Wednesday, 5 February 2014

The government's U-turn on mesothelioma is wrong

There's something about U-turns that automatically rings alarm bells.

On the roads, they're banned in almost every circumstance - for a good reason. A driver executing a U-turn goes against the prevailing traffic, causing danger and the risk of an accident.

Governmental U-turns are no less dangerous. Last week we were confronted with one by Justice Minister Shailesh Vara. It is difficult not to see it as both a disaster and an injustice.

U-turn sign

A manifest injustice

It transpires that the government has decided to revoke the exemption of mesothelioma claims from the success fee and after the event premium elements of the Legal Aid, Sentencing and Punishment of Offenders Act 2012 (LASPO). This follows a consultation launched in July last year.

The consultation was initiated to determine whether sections 44 (on success fees) and 46 (on ATE premiums) of LASPO should be brought into force in relation to mesothelioma claims. Along with many other personal injury practitioners, I was concerned to ensure that they remained exempt. Bringing them into force for mesothelioma claims could only result in a manifest injustice, which was summed up succinctly by my colleague Matthew Stockwell, the current president of the Association of Personal Injury Lawyers. As Matthew put it:

"It's impossible to rationalise why dying people should have to pay for the inherent risks of pursuing redress, when they certainly never asked to be in a position where they need compensation.

"Mesothelioma claimants know they are going to die, and they know they have to race against the clock when they make a claim. They are simply trying to make their last few months more bearable, and to ensure that their families will have some security when they're gone. If ever a claimant needed full compensation, it is surely the claimant facing a death sentence just because he turned up for work."

Adding to the distress of sufferers

Matthew's sentiments are absolutely right. Moreover, Shailesh Vara's declaration that "the Government carried out the section 48 review as part of the consultation on reforming mesothelioma cases, which concluded on 2 October 2013" and that, as a result, the government has "concluded that they intend to apply sections 44 and 46 of the LASPO Act to mesothelioma cases" comes across as dry and insensitive to the point of indifference.

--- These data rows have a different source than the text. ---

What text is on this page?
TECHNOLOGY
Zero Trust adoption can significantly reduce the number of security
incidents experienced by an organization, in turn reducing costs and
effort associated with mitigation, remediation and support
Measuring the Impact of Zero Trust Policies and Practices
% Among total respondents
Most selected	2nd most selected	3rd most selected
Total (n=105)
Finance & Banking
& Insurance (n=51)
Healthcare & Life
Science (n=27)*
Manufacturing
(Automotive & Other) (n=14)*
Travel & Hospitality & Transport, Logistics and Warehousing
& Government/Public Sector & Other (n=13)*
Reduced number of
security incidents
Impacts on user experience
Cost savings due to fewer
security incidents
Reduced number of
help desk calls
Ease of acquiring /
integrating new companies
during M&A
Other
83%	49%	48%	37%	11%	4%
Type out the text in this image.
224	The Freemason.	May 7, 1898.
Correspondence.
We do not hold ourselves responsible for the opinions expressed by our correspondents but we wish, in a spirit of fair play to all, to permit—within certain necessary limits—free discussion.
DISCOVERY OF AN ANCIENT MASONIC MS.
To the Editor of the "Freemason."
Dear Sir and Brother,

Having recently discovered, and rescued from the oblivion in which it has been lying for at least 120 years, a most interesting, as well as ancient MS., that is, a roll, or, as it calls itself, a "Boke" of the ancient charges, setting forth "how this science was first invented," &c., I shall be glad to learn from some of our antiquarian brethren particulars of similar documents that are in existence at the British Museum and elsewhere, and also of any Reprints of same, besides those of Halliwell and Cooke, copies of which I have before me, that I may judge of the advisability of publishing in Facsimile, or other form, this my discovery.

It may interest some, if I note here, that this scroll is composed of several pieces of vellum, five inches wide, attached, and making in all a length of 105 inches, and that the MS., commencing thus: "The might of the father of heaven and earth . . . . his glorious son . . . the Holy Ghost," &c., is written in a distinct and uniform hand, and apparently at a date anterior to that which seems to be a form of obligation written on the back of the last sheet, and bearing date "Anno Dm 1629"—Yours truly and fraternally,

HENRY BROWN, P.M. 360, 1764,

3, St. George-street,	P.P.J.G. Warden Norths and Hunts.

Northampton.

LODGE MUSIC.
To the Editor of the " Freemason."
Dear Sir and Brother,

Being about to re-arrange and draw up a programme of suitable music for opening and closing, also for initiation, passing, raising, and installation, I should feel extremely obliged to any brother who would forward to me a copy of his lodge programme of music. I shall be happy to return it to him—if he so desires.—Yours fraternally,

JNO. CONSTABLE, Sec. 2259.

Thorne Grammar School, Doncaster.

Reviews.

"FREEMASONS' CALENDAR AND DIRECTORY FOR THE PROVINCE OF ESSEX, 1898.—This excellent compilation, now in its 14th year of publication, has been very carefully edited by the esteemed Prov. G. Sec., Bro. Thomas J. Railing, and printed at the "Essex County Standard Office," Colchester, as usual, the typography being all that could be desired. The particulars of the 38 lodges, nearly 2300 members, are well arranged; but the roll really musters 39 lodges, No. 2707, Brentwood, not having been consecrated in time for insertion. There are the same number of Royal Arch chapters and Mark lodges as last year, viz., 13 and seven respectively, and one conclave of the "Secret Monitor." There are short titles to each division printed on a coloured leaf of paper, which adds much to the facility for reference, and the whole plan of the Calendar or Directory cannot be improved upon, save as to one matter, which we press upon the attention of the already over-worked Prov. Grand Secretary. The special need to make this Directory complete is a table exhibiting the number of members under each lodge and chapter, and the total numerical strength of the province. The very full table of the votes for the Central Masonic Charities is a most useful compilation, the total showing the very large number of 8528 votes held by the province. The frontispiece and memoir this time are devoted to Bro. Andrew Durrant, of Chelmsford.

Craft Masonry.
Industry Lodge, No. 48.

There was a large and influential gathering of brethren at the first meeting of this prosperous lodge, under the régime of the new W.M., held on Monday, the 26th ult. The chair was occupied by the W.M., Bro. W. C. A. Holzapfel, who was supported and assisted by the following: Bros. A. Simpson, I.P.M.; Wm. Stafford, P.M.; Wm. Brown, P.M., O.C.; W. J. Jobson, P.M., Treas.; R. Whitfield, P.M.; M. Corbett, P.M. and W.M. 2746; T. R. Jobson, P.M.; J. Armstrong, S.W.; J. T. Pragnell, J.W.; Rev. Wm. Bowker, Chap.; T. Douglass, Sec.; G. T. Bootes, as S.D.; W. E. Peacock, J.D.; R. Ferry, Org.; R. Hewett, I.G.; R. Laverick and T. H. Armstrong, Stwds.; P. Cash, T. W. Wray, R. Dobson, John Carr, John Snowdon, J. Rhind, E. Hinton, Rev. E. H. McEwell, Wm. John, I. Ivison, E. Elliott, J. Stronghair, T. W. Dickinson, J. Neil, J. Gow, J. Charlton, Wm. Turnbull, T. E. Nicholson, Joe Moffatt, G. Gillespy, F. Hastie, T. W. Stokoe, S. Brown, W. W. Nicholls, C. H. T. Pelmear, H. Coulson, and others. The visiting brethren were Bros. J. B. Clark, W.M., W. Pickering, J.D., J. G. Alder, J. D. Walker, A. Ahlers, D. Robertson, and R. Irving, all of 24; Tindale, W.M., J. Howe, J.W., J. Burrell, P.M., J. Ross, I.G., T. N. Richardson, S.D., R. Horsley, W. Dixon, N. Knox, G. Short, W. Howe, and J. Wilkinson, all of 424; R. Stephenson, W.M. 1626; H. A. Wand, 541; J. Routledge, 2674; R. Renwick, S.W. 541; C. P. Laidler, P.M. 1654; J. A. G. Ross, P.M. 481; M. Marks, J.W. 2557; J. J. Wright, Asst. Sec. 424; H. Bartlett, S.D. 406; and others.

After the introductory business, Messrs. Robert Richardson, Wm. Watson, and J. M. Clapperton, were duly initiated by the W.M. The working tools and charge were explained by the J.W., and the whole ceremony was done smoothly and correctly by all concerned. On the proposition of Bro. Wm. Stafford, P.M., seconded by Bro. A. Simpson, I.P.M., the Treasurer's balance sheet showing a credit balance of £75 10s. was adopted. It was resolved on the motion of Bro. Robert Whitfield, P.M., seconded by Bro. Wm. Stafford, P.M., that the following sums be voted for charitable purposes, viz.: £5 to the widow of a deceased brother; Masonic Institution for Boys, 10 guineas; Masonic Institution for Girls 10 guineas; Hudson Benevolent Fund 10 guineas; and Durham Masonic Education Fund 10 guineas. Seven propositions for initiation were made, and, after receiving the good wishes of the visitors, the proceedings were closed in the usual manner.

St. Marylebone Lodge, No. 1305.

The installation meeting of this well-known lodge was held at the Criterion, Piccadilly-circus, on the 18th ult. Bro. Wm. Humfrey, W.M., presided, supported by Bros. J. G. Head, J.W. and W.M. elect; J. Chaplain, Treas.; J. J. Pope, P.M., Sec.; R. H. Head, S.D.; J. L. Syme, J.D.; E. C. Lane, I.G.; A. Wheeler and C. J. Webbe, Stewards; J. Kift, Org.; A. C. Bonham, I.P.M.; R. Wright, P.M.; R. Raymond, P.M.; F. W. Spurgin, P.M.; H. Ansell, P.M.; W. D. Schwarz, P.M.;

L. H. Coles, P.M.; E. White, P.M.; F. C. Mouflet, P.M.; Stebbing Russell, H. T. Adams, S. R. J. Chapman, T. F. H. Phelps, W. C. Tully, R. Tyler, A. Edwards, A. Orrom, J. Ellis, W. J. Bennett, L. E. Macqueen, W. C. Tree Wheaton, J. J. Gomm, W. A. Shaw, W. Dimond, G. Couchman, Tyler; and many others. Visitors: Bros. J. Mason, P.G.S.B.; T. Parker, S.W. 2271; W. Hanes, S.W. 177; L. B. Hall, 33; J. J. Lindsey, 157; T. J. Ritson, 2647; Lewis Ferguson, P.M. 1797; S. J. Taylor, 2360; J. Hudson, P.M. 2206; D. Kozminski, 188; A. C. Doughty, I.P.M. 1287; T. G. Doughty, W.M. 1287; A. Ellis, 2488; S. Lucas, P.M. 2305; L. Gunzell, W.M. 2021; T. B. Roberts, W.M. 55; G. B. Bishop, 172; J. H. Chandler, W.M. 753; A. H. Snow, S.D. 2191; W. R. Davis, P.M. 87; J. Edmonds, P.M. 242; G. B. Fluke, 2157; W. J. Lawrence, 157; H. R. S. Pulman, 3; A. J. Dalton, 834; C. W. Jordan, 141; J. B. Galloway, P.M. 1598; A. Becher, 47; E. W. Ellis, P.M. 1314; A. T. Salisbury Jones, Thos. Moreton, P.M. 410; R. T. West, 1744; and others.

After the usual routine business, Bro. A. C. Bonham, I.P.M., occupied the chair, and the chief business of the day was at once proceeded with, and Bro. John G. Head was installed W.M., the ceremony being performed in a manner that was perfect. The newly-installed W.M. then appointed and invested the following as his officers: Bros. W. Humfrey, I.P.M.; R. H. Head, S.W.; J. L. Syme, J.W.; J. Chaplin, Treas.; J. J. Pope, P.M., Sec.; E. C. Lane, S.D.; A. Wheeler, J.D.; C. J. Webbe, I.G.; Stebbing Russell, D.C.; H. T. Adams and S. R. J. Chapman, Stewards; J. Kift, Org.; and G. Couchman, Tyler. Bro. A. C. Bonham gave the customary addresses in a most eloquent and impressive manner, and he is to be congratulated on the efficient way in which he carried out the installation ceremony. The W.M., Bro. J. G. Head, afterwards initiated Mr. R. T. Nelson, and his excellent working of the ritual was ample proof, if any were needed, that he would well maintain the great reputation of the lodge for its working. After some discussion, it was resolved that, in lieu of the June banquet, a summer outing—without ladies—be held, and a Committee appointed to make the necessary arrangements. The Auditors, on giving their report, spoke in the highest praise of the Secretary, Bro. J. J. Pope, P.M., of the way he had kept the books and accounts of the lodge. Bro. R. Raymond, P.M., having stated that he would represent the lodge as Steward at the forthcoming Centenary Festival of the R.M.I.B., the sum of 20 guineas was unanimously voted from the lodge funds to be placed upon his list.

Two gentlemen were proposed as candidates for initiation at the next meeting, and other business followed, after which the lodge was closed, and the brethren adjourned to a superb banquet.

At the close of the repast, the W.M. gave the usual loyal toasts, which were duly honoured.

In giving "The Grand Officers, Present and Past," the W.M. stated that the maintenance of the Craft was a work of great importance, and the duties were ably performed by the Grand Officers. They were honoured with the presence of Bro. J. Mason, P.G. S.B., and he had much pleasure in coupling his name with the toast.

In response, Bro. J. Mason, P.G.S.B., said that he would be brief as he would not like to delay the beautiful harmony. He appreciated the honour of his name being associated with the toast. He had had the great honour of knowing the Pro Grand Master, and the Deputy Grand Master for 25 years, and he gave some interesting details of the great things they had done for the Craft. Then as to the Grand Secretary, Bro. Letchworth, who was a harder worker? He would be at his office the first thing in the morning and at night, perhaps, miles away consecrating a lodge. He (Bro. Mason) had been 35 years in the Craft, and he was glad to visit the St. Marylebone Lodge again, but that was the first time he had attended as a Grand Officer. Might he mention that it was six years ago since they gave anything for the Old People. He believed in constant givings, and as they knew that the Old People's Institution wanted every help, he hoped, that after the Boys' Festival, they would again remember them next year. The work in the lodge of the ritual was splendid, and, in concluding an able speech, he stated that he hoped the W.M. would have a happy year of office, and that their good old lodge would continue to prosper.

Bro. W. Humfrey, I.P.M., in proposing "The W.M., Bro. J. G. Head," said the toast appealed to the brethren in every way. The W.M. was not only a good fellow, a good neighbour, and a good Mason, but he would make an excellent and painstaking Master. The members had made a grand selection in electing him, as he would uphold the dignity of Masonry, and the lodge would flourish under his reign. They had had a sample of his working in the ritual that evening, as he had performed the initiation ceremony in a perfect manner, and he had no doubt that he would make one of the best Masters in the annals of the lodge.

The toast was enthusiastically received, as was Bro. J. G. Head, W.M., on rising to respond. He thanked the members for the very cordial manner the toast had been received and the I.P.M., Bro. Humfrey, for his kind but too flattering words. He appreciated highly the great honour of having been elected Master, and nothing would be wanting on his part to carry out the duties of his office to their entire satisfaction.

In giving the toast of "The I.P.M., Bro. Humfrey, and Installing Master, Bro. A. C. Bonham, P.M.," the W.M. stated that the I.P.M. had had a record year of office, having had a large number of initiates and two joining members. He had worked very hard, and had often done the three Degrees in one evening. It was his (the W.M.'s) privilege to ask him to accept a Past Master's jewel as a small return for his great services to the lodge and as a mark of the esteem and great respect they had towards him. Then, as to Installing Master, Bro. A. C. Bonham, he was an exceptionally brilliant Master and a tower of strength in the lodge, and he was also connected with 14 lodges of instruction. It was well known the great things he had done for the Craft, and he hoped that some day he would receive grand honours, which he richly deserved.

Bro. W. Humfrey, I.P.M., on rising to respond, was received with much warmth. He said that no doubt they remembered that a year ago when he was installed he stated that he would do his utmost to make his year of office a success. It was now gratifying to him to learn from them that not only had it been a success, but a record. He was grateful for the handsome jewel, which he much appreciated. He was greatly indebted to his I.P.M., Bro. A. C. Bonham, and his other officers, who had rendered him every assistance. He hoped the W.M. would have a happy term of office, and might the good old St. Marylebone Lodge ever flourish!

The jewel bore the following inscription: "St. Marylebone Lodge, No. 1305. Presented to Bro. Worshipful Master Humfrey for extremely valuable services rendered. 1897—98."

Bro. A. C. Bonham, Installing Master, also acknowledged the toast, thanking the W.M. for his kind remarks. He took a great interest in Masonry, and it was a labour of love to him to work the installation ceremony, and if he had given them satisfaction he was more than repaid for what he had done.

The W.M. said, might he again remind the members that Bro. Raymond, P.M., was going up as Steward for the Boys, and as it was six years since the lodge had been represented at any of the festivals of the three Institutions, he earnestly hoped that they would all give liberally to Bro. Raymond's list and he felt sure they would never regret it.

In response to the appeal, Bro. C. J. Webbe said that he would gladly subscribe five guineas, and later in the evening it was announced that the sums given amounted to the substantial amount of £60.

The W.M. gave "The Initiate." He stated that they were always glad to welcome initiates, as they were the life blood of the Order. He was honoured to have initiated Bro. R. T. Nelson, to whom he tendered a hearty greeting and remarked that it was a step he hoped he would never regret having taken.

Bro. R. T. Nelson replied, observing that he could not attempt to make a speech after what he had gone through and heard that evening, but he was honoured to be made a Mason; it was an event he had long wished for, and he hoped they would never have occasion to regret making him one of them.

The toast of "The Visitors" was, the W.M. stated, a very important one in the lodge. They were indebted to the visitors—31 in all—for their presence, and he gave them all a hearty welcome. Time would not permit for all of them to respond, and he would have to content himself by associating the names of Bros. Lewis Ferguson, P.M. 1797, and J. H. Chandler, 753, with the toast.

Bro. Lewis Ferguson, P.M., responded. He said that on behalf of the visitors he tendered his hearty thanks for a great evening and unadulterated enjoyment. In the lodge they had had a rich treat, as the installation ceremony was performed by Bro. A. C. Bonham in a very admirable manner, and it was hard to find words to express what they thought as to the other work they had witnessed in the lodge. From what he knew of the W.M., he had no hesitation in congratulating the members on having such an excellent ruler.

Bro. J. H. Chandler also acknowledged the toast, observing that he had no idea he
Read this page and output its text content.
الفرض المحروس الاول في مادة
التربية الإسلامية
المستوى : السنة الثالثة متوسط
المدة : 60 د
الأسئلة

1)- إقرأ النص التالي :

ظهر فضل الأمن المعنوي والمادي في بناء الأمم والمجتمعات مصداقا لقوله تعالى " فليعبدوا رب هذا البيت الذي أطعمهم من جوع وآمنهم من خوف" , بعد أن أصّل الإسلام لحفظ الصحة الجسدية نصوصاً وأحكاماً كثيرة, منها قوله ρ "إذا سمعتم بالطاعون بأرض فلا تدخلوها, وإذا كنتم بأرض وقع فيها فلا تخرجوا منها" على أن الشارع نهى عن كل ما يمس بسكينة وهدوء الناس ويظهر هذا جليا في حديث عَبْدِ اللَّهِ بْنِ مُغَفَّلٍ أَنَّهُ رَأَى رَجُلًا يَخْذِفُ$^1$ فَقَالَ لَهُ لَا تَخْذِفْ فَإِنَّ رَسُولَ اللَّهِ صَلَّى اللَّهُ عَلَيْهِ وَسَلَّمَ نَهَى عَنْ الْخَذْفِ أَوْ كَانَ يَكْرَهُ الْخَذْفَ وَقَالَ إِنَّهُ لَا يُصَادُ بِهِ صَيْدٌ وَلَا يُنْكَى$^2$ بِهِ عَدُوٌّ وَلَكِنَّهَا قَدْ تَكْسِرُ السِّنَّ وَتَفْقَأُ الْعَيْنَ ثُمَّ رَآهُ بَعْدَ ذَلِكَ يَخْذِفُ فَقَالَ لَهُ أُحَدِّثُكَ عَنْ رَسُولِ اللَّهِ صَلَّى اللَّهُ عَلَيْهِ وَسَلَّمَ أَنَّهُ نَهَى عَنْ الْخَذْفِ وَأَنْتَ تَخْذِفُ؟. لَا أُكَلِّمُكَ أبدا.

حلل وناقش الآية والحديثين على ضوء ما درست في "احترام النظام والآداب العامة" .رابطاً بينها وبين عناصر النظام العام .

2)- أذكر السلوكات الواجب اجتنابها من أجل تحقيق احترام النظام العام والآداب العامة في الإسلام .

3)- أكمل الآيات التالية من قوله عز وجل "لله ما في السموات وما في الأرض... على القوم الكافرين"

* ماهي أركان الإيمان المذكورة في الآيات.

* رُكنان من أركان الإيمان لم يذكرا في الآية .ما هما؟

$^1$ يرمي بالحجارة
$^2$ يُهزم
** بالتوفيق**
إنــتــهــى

This feeling is bolstered by the Justice Minister's additional statement. He said that the government understands “mesothelioma victims face an appalling and fatal disease with which they and their families have to come to terms, while also having to engage with the claims process. Without in any way seeking to minimise the distress this entails, however, there are many other serious personal injury and fatal claims, to which the LASPO reforms already apply, that produce difficult challenges for victims and families."

What is this statement, other than one which minimises, if not enhances, the distress of mesothelioma sufferers and their families?

To her credit, Conservative MP Tracey Crouch has joined with Labour MPs in saying that a proper review has not been carried out. Shadow justice minister Andy Slaughter has also urged the Justice Minister to conduct another consultation. We can only hope that sense, justice and fairness prevail, and that the government reverses its decision. For once, that would be a U-turn that makes sense.